Many Detroit neighborhoods are doing their part to keep crime under control. Across the city, they're using volunteer patrols, private guard services and websites coupled with community meetings that exhort members to call 911 the moment they see trouble.
Residents and business owners in many neighborhoods said those efforts have kept crime low, despite Detroit's epidemic of abandoned homes and escalating gunplay, says a Detroit Free Press article.
"East English Village, a collection of 2,100 mostly Tudor-style homes on Detroit's east side, has more than a dozen residents who volunteer for citizen patrols, driving their own cars identified with magnetized signs. It also has a private guard who patrols in a marked truck,' the report says. "Each household is asked to contribute $100 a year."

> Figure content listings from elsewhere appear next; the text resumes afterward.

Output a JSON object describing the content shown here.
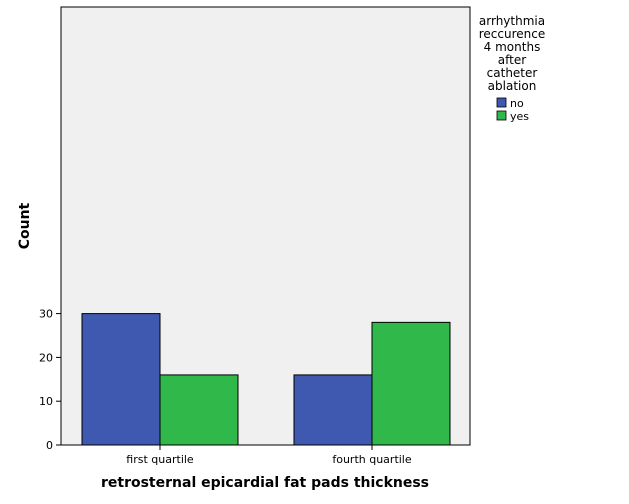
{
  "chart_data": {
    "type": "bar",
    "categories": [
      "first quartile",
      "fourth quartile"
    ],
    "series": [
      {
        "name": "no",
        "values": [
          30,
          16
        ],
        "color": "#3f58b0"
      },
      {
        "name": "yes",
        "values": [
          16,
          28
        ],
        "color": "#30b84a"
      }
    ],
    "xlabel": "retrosternal epicardial fat pads thickness",
    "ylabel": "Count",
    "ylim": [
      0,
      30
    ],
    "yticks": [
      0,
      10,
      20,
      30
    ],
    "grid": false,
    "plot_background": "#f0f0f0",
    "legend": {
      "title_lines": [
        "arrhythmia",
        "reccurence",
        "4 months",
        "after",
        "catheter",
        "ablation"
      ],
      "placement": "right"
    }
  }
}
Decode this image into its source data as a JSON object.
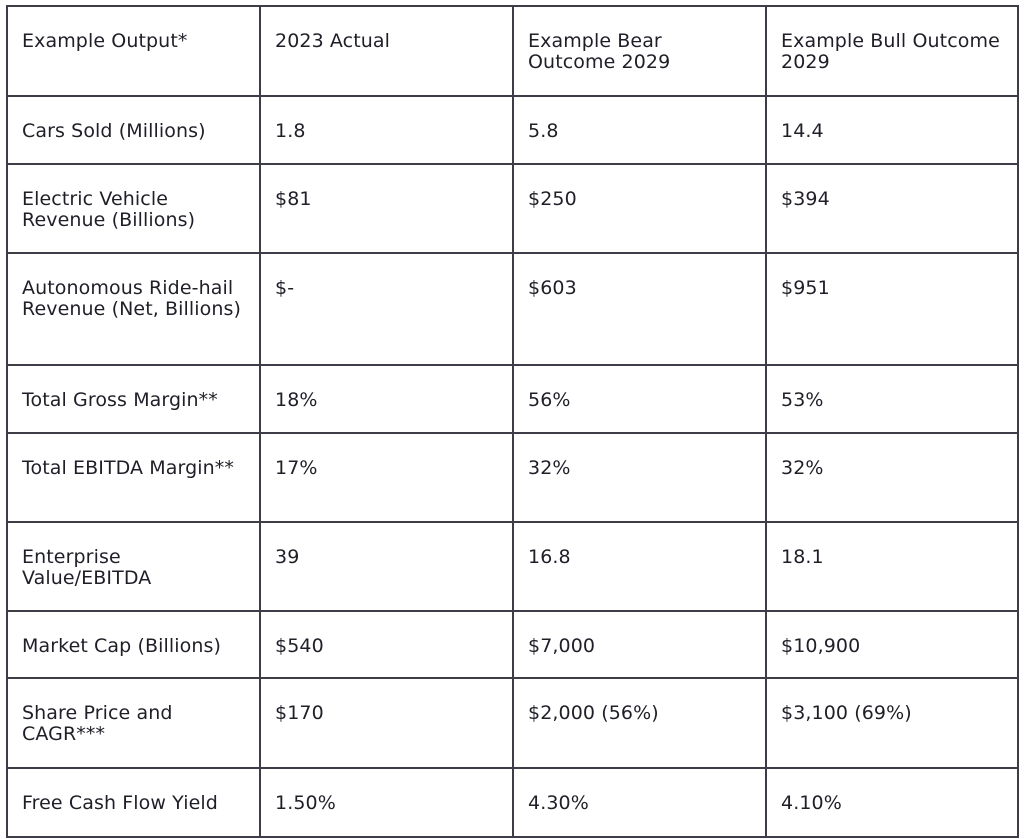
{
  "table": {
    "headers": [
      "Example Output*",
      "2023 Actual",
      "Example Bear Outcome 2029",
      "Example Bull Outcome 2029"
    ],
    "rows": [
      [
        "Cars Sold (Millions)",
        "1.8",
        "5.8",
        "14.4"
      ],
      [
        "Electric Vehicle Revenue (Billions)",
        "$81",
        "$250",
        "$394"
      ],
      [
        "Autonomous Ride-hail Revenue (Net, Billions)",
        "$-",
        "$603",
        "$951"
      ],
      [
        "Total Gross Margin**",
        "18%",
        "56%",
        "53%"
      ],
      [
        "Total EBITDA Margin**",
        "17%",
        "32%",
        "32%"
      ],
      [
        "Enterprise Value/EBITDA",
        "39",
        "16.8",
        "18.1"
      ],
      [
        "Market Cap (Billions)",
        "$540",
        "$7,000",
        "$10,900"
      ],
      [
        "Share Price and CAGR***",
        "$170",
        "$2,000 (56%)",
        "$3,100 (69%)"
      ],
      [
        "Free Cash Flow Yield",
        "1.50%",
        "4.30%",
        "4.10%"
      ]
    ]
  }
}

In the business district, merchants each started paying up to $2,000 a year for added security a few years ago, the report says. Since 2008, the money has paid to have graffiti removed as soon as it was spotted, and last year, the funds began paying off-duty Detroit police officers $25.59 an hour to conduct bicycle patrols in full uniform, the report says. The patrols focus on such concerns as loitering and public intoxication -- behaviors that don't justify a 911 call but that research and experience show can lead to crime while creating worry among law-abiding citizens.
In Indian Village, a neighborhood of 356 upscale, historic homes on Detroit's near east side, a volunteer patrol augments the private service patrolling 70 hours a week -- paid for with fees of $360 that about half of the households pay yearly.